La séquestration du carbone est le processus de capture et de stockage du dioxyde de carbone (CO 2) présent dans l’atmosphère afin de réduire sa concentration. Il s’agit d’une stratégie clé d’atténuation du changement climatique, mobilisant à la fois des écosystèmes naturels et des technologies avancées pour créer des puits de carbone de long terme.
La séquestration du carbone désigne un ensemble de méthodes visant à capter le CO2 atmosphérique et à le maintenir immobilisé sur de longues périodes, afin d’éviter qu’il ne contribue au réchauffement climatique. Comme l’excès de CO 2 est le principal moteur du changement climatique, son retrait et son stockage constituent des composantes essentielles des efforts mondiaux de décarbonation. Ce processus est crucial pour les industries qui visent la neutralité carbone (net-zero) et pour les gouvernements qui cherchent à respecter des objectifs climatiques internationaux, comme ceux définis par l’Accord de Paris.

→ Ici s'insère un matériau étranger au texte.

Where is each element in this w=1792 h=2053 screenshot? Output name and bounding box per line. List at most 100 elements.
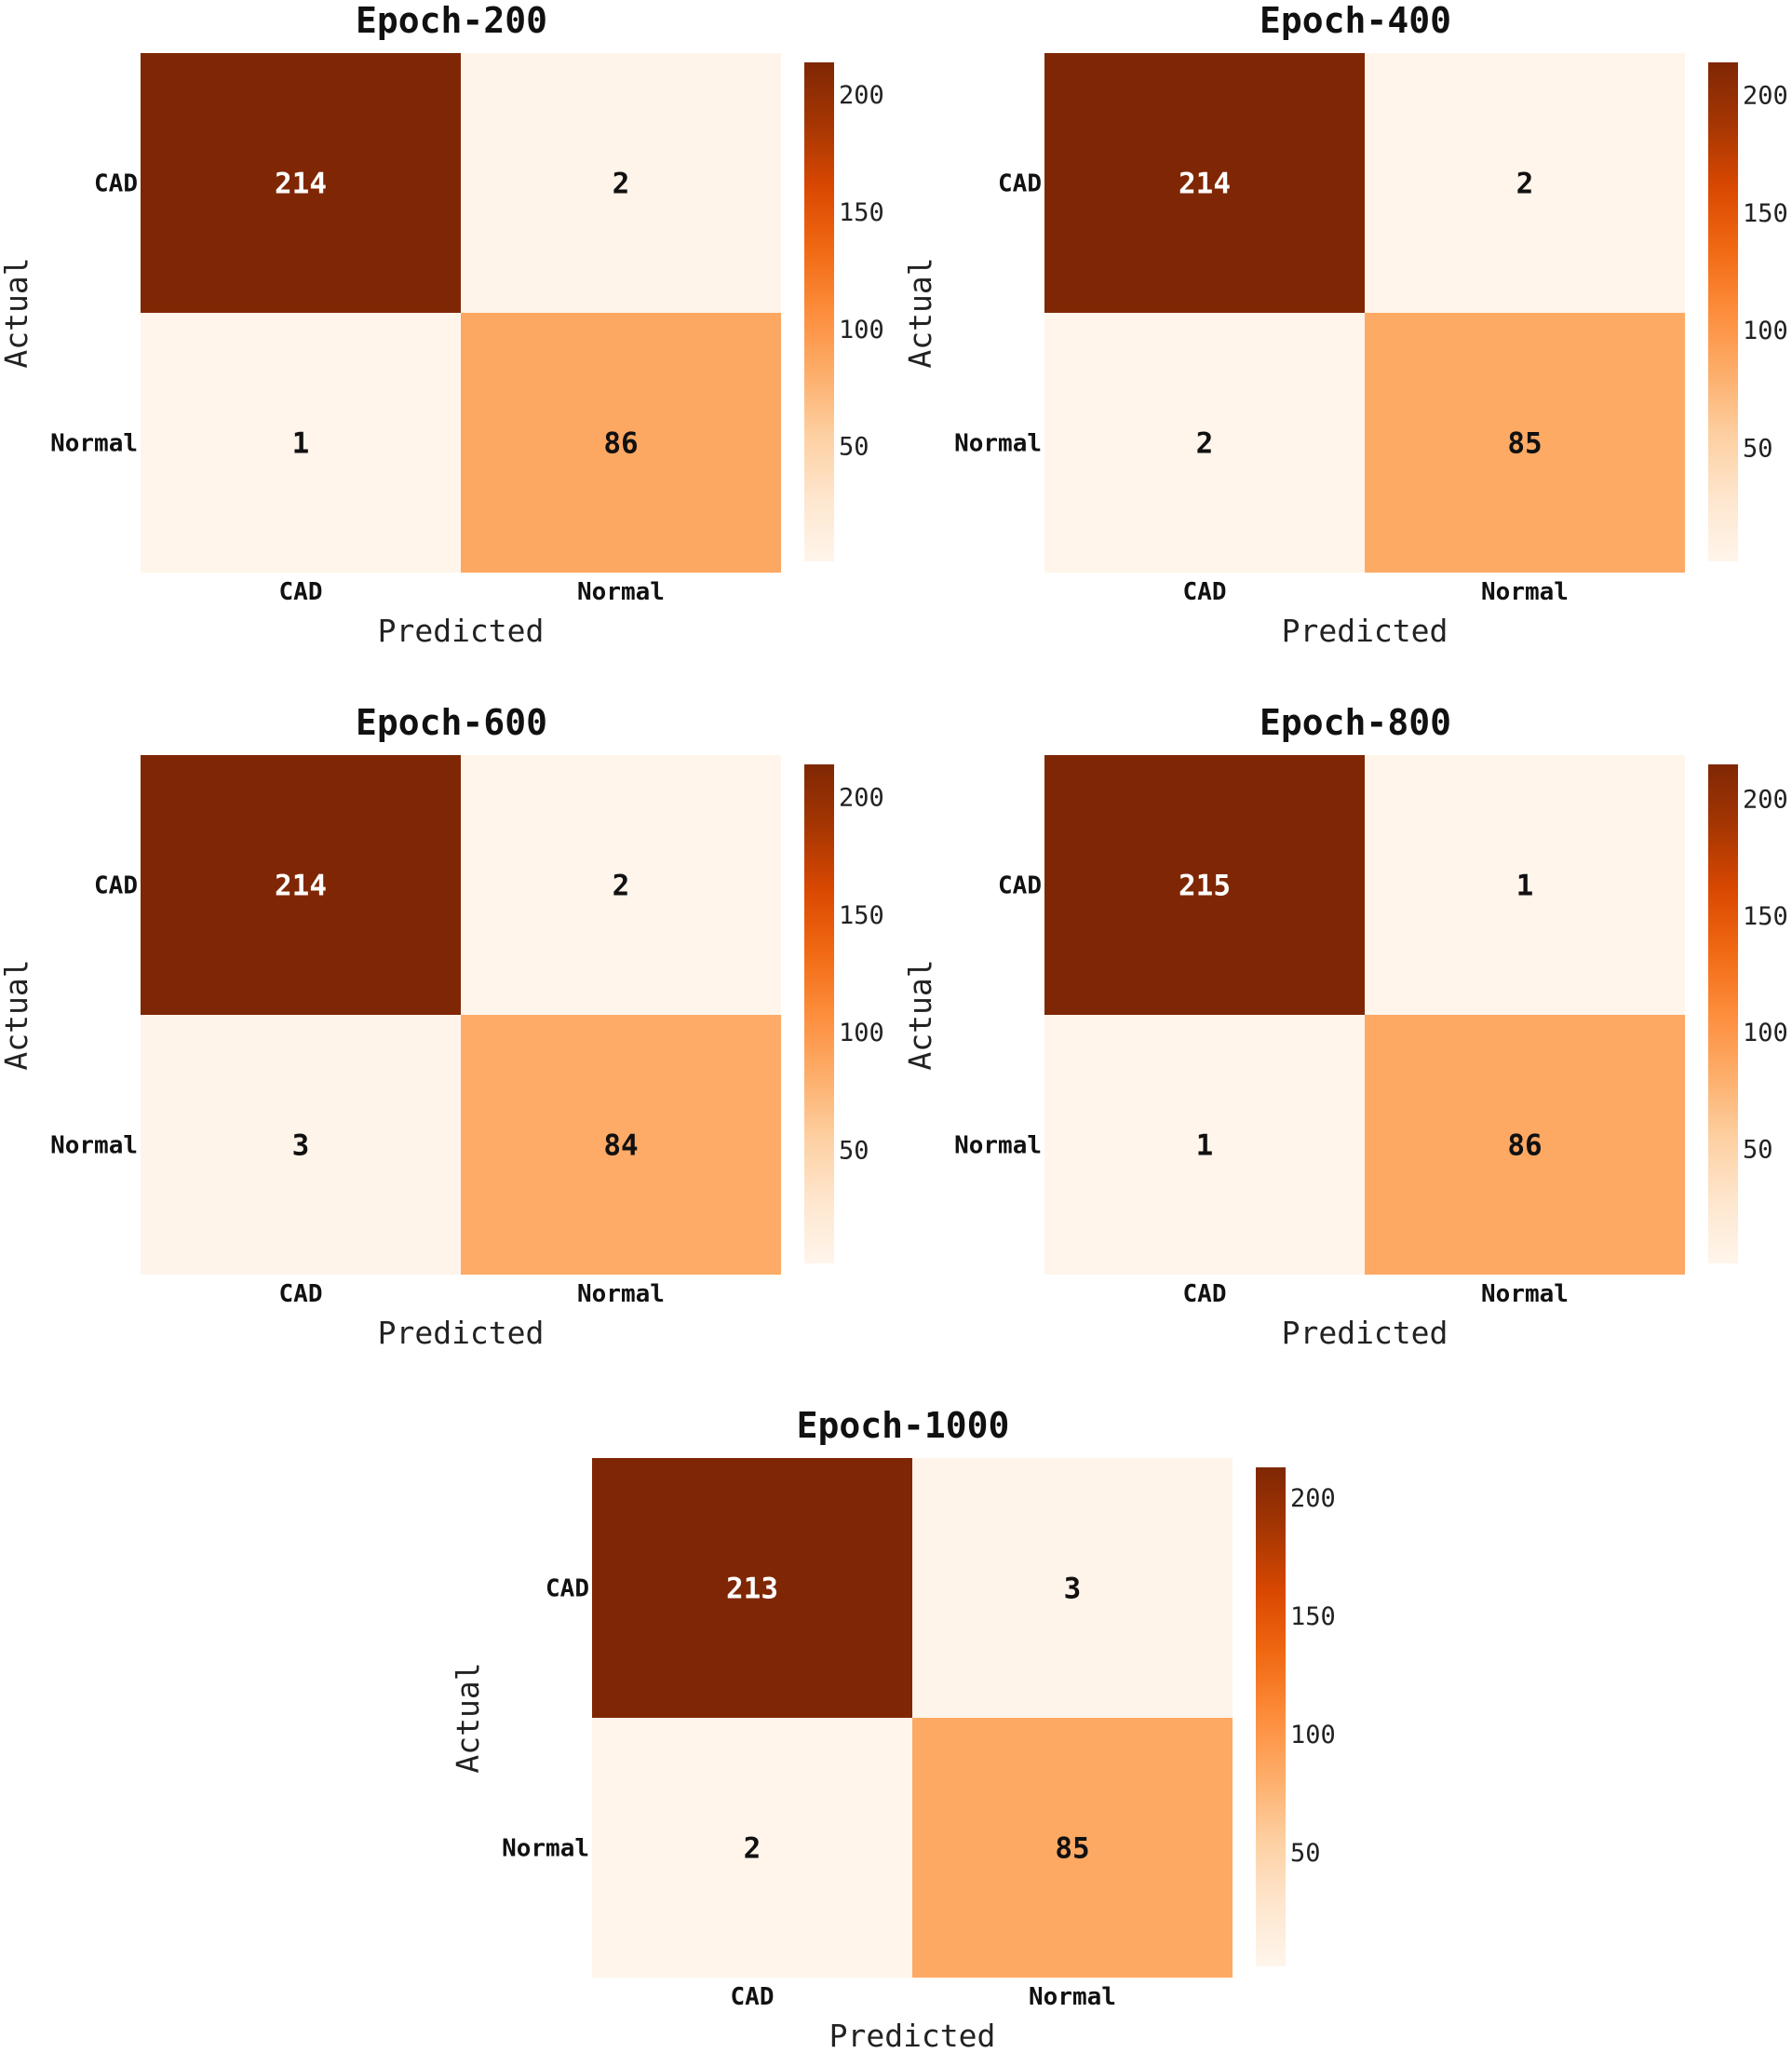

Les méthodes de séquestration du carbone sont diverses et peuvent être regroupées en deux grandes catégories :
- Séquestration biologique : cette approche s’appuie sur des processus naturels. Elle correspond au stockage du carbone dans la végétation, les sols et les océans.
- Forêts : grâce à la photosynthèse, les arbres absorbent du CO2 et le stockent dans leur biomasse (troncs, feuilles, racines) ainsi que dans les sols forestiers. Le boisement (création de nouvelles forêts) et le reboisement (restauration de forêts existantes) sont des stratégies clés.
- Sols : des pratiques agricoles comme l’agriculture sans labour et les cultures de couverture peuvent augmenter la quantité de carbone organique stockée dans les sols, transformant les exploitations en puits de carbone précieux.
- Océans : les océans absorbent naturellement de grandes quantités de CO2. Le « carbone bleu » désigne le carbone capté par des écosystèmes côtiers tels que les mangroves, les herbiers marins et les marais salants, particulièrement efficaces en matière de séquestration.
- Séquestration géologique : elle repose sur des technologies d’ingénierie, souvent regroupées sous le terme Carbon Capture and Storage (CCS).
- Capture : le CO 2 est capté à la sortie de grandes sources ponctuelles, comme des centrales électriques ou des sites industriels, avant d’être rejeté dans l’atmosphère.
- Transport : le CO 2 capté est comprimé puis transporté par pipelines ou par navires.
- Stockage : le CO 2 est injecté dans des formations géologiques profondes, telles que des réservoirs de pétrole et de gaz épuisés, des aquifères salins profonds ou des veines de charbon non exploitables, pour un stockage permanent.
Exemples concrets
- Cas d’usage géologique : le projet Sleipner en Norvège est l’un des premiers projets commerciaux de CCS et l’un des plus anciens au monde. Depuis 1996, il capte du CO2 issu du traitement du gaz naturel et injecte environ un million de tonnes par an dans un aquifère salin profond sous la mer du Nord, évitant ainsi son émission dans l’atmosphère.
- Cas d’usage biologique : une initiative de reforestation à grande échelle dans une région dégradée plante des millions d’arbres indigènes. Sur plusieurs décennies, cette nouvelle forêt absorbera et stockera des millions de tonnes de CO 2 dans sa biomasse et ses sols, tout en restaurant la biodiversité locale et les cycles de l’eau. De tels projets peuvent générer des crédits carbone correspondant aux quantités de CO2 séquestrées et vérifiées.